Nos encontramos en una época de paternidad intensiva, donde el acceso a una gran cantidad de datos sobre la crianza nunca ha sido mayor, y sin embargo, la culpa parental tampoco ha sido tan prevalente. Algunos progenitores temen que una respuesta inadecuada, una separación o un uso excesivo de dispositivos digitales cause daños permanentes en sus hijos. No obstante, la realidad indica que estamos protegiendo demasiado a los niños.
Frente a esta inquietud, la psicóloga infantil Ana Aznar, autora del libro ‘Educar también es decir no’, sugiere un enfoque diferente: la crianza realista. Su argumento principal es que la protección excesiva está formando una generación con escasa capacidad para manejar la frustración, y que los padres deben recuperar su autoridad, sin caer en el autoritarismo. En este contexto, la ciencia ofrece insights sobre el impacto real de las decisiones parentales en la vida adulta de los hijos.
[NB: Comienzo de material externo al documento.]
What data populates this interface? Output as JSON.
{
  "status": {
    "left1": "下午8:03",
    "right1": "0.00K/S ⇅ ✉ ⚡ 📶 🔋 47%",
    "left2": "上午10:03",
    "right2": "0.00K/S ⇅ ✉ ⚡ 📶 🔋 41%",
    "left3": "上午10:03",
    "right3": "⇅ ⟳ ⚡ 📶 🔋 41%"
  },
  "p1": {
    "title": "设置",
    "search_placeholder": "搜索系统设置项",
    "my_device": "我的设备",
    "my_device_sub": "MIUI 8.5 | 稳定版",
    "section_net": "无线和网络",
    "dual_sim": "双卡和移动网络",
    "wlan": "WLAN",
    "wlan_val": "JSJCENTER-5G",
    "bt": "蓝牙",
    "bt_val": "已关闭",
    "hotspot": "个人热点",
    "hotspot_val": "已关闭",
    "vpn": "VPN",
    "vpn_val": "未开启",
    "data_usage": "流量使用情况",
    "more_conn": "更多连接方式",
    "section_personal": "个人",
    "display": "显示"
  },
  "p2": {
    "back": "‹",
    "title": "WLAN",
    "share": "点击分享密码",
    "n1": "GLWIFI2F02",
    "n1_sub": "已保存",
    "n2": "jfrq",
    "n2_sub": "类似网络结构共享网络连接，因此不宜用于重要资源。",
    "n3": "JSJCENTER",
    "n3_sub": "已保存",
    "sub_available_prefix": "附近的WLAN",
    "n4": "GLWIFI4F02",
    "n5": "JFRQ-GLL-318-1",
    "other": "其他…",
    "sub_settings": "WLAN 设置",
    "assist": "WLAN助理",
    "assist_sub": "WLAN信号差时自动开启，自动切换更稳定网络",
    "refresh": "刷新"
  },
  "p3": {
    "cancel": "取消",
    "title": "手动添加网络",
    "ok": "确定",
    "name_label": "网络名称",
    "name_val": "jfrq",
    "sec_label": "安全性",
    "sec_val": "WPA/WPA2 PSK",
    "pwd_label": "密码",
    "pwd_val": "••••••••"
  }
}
Una fuente significativa de ansiedad radica en la creencia de que los eventos de la infancia definen un destino fijo. Sin embargo, esto no es completamente cierto. Un estudio clásico que rastreó a miles de personas nacidas en 1958 y 1970 reveló que todas las variables de la infancia combinadas, como el estatus económico, las características familiares o la salud, solo explican entre un 2,8% y un 6,8% de la variabilidad en la satisfacción vital a los 30 años.
Esto no implica que la infancia sea irrelevante, ya que sin duda lo es. Las pruebas científicas indican que el desarrollo humano es acumulativo y adaptable, lo que significa que los factores posteriores ejercen una influencia mayor en la adultez. Esto incluye la adolescencia, las primeras interacciones sociales o el ambiente laboral, que tienen un peso considerable.
Aunque el objetivo sea evitar el sufrimiento infantil, este estilo educativo genera efectos colaterales notables. La investigación científica ha confirmado que la protección parental excesiva se relaciona positivamente con problemas internalizados, como la ansiedad y la depresión.
El proceso es contraproducente, ya que al eliminar obstáculos del camino, se impide que el niño desarrolle su capacidad para tolerar la frustración. Estudios recientes conectan la intervención intrusiva de los padres con una menor autonomía y un peor ajuste emocional en la edad adulta. En esencia, evitar que un niño experimente frustración lo deja vulnerable, haciendo que el adulto se quiebre ante el primer rechazo en escenarios reales, como en el ámbito laboral.
Hoy en día, una de las principales inquietudes es determinar el momento adecuado para dar un teléfono móvil a los niños. La evidencia científica sugiere que lo crucial es proporcionarlo mientras se educa sobre su uso responsable desde el inicio.
Un estudio en la población canadiense demostró una conexión clara: exceder las 2 horas diarias de tiempo recreativo frente a pantallas se asocia con una mayor probabilidad de ansiedad y dificultades psicosociales.
Sin embargo, el matiz esencial que aportan entidades como la Asociación Americana de Pediatría es el concepto de desplazamiento. El problema no reside siempre en los píxeles mismos, sino en las actividades que el niño deja de realizar por estar frente a la pantalla: dormir menos, ejercitarse menos y socializar menos en persona.
La aproximación respaldada por la ciencia no se limita a retirar el dispositivo, sino a enriquecer la vida con opciones como el deporte, el sueño o el juego libre, y a supervisar la calidad del contenido, en lugar de enfocarse solo en el tiempo transcurrido.
En muchas familias, se asume que presenciar un divorcio destruye emocionalmente a un niño. Pero la verdad es que el ambiente de convivencia es lo más relevante, según un estudio que examinó cientos de familias.
Este análisis mostró que la calidad de la relación entre los padres, incluyendo el apoyo y la ausencia de conflictos hostiles, es un predictor mucho más confiable del bienestar infantil que el hecho de vivir con ambos padres biológicos o no. De este modo, un hogar con dos padres en constante disputa representa, según datos de PMC, un entorno más tóxico para el desarrollo de los niños que una familia monoparental caracterizada por la tranquilidad.